A screening colonoscopy is routine cancer screening in an average-risk person with no symptoms — a preventive service covered without cost-sharing under the ACA. A diagnostic colonoscopy is done because of symptoms, a positive stool test, or surveillance after prior polyps, and is billed under different codes that are subject to your deductible and coinsurance.
Is a colonoscopy cheaper at a surgery center than a hospital?

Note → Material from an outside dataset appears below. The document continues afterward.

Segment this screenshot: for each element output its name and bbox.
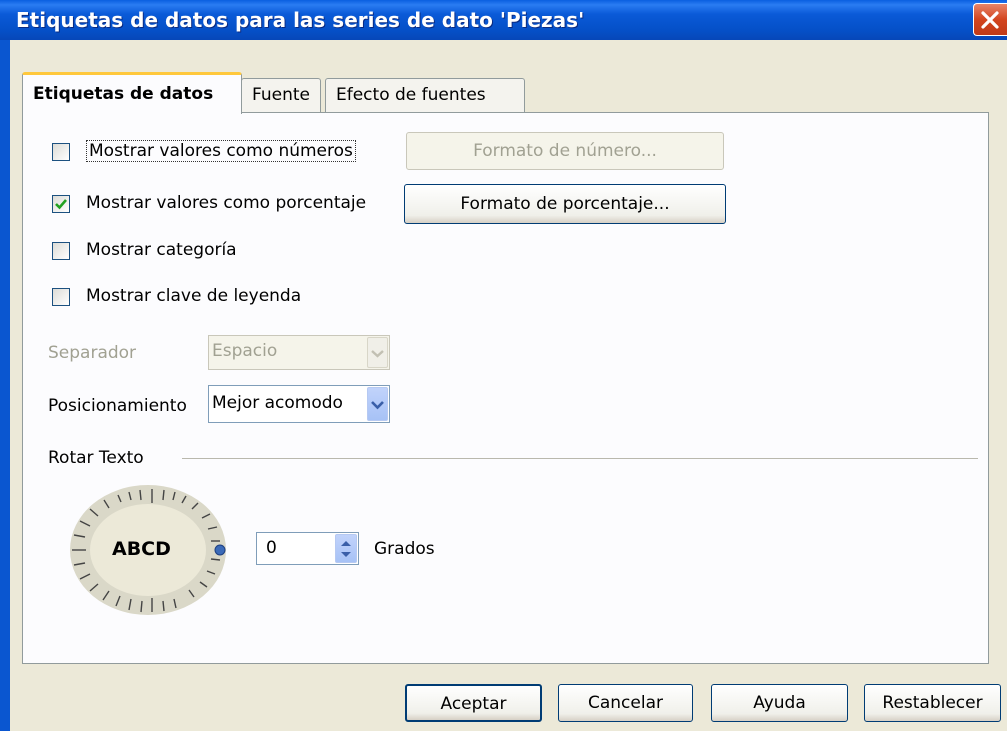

Usually yes. An ambulatory surgery center typically bills a lower facility fee than a hospital outpatient department for the same procedure, so both cash prices and insurer-negotiated rates tend to be lower at an ASC. Whether an ASC is appropriate is a clinical decision, but for routine cases it is often the cheaper setting.
Does insurance cover a colonoscopy?
Yes. Screening colonoscopies for average-risk adults in the recommended age range are covered as preventive care with no cost-sharing under most plans. Diagnostic and surveillance colonoscopies are covered too, but subject to your deductible and coinsurance. Confirm in advance how yours will be coded and that all providers — including anesthesia — are in-network.
Are there cheaper alternatives to a colonoscopy for screening?
Stool-based tests such as FIT (annual) or multi-target stool DNA tests are lower-cost first-line screening options for average-risk adults. They are cheaper up front, but a positive result requires a follow-up colonoscopy, which at that point is billed as diagnostic. A colonoscopy remains the most complete single test because it can remove polyps in the same visit.